Migration Guidelines
- Always review generated migrations
- Test migrations both up and down
- Don't modify existing migrations that have been deployed
- Use descriptive names for migrations
- Include reversibility when possible
# Apply migrations
make migrate-up
# Rollback last migration
make migrate-down
# Check migration status
make migrate-status
Code Style Guidelines
Python Style
We follow PEP 8 with some modifications:
- Line length: 88 characters (black default)
- Quotes: Double quotes for strings
- Imports: Organized by Ruff (isort rules)
- Type hints: Encouraged but not required
Naming Conventions
- Functions/methods:
snake_case - Classes:
PascalCase - Constants:
UPPER_CASE - Private methods:
_leading_underscore - Modules:
snake_case.py
See Naming Conventions for more details.
Import Organization
Imports are automatically organized by Ruff into sections:
# Future imports
from __future__ import annotations
# Standard library
import logging
from datetime import datetime
# Third-party
from fastapi import Depends
from sqlalchemy.orm import Session
# First-party
from app.core.database import get_db
from models.database.user import User
# Local
from .dependencies import get_current_user
Architecture Guidelines
Service Layer Pattern
Business logic belongs in services:
# Good
class UserService:
def create_user(self, email: str, password: str) -> User:
# Business logic here
pass
# Bad - business logic in endpoint
@router.post("/users")
def create_user(email: str, password: str):
# Don't put business logic here
pass
Dependency Injection
Use FastAPI's dependency injection:
from fastapi import Depends
@router.get("/users/me")
def get_current_user(
user: User = Depends(get_current_user_from_token)
):
return user
Error Handling
Use custom exceptions:
from app.exceptions import UserNotFoundException
def get_user(user_id: int) -> User:
user = db.query(User).get(user_id)
if not user:
raise UserNotFoundException(user_id)
return user
Common Tasks
Adding a New Endpoint
- Define route in
app/api/v1/{context}/{resource}.py - Create/update service in
app/services/{resource}_service.py - Add schema models in
models/schema/{resource}.py - Write tests in
tests/integration/api/v1/test_{resource}_endpoints.py - Update documentation
Adding a New Feature
- Create feature branch
- Design database schema (if needed)
- Create migration (if needed)
- Implement backend logic
- Add tests (unit + integration)
- Update documentation
- Create pull request
Debugging
# Start development server with auto-reload
make dev
# Check logs
tail -f logs/app.log
# Run specific test
pytest tests/path/to/test.py::test_function_name -v
Getting Help
- Documentation: Check the docs
- Issues: Search existing issues or create a new one
- Questions: Use GitHub Discussions
Pull Request Process
- Create PR with clear title and description
- Link related issues using "Fixes #123" or "Relates to #456"

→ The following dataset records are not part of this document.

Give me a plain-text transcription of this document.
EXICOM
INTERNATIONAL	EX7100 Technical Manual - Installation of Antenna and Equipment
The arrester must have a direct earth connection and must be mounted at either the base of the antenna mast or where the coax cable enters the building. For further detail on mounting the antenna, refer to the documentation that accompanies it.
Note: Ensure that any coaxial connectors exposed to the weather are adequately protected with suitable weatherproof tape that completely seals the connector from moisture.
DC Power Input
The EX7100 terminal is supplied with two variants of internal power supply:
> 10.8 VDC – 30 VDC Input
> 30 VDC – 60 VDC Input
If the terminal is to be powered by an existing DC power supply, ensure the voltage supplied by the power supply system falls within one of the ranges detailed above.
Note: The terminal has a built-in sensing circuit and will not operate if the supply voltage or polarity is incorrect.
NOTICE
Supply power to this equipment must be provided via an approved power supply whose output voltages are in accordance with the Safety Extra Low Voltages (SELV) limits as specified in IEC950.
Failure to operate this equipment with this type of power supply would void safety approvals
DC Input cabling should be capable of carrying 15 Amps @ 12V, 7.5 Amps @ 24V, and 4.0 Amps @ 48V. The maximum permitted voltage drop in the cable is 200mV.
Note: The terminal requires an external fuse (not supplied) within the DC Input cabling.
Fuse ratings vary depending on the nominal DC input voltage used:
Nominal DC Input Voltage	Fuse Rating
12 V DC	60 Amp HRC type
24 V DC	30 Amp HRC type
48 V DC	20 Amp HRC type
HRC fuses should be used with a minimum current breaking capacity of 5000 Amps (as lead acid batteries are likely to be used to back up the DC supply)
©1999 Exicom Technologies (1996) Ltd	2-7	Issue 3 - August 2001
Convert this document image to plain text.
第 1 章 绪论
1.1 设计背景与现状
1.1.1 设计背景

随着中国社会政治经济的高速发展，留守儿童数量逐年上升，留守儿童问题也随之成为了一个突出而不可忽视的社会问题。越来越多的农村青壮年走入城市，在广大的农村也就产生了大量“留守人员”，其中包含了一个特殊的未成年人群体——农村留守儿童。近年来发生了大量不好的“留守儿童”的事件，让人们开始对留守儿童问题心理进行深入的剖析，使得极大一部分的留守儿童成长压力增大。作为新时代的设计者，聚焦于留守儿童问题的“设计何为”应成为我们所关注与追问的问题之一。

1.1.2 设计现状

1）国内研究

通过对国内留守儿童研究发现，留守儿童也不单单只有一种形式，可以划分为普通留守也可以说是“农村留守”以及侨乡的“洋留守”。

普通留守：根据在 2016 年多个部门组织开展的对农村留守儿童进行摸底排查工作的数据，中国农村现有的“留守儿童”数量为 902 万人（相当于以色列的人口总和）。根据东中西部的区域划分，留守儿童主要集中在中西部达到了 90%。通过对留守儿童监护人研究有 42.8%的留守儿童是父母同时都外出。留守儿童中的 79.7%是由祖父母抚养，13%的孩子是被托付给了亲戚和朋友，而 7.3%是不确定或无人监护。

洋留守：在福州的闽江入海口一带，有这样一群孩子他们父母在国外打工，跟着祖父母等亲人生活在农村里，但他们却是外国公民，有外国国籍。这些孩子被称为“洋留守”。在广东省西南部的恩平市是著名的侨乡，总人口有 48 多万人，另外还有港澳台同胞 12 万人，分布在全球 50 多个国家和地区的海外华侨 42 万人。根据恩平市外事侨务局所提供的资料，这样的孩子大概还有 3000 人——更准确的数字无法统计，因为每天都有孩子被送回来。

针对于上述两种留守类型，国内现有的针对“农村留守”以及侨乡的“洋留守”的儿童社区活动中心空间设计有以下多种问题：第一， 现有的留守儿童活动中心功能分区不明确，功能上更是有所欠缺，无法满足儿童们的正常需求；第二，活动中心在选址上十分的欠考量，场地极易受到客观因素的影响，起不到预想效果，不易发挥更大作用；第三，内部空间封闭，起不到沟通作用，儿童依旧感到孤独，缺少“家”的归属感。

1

- Wait for review - maintainers will review your code
- Address feedback - make requested changes
- Merge - once approved, your PR will be merged
PR Checklist
- Tests pass (
make test) - Code is formatted (
make check) - Documentation updated
- Commit messages follow format
- No merge conflicts
- PR description explains changes
Code Review Guidelines
As a Reviewer
- Be respectful and constructive
- Focus on code, not the person
- Explain the "why" behind suggestions
- Approve when ready, request changes if needed
As a Contributor
- Be open to feedback
- Ask questions if unclear
- Make requested changes promptly
- Thank reviewers for their time
Additional Resources
License
By contributing, you agree that your contributions will be licensed under the same license as the project.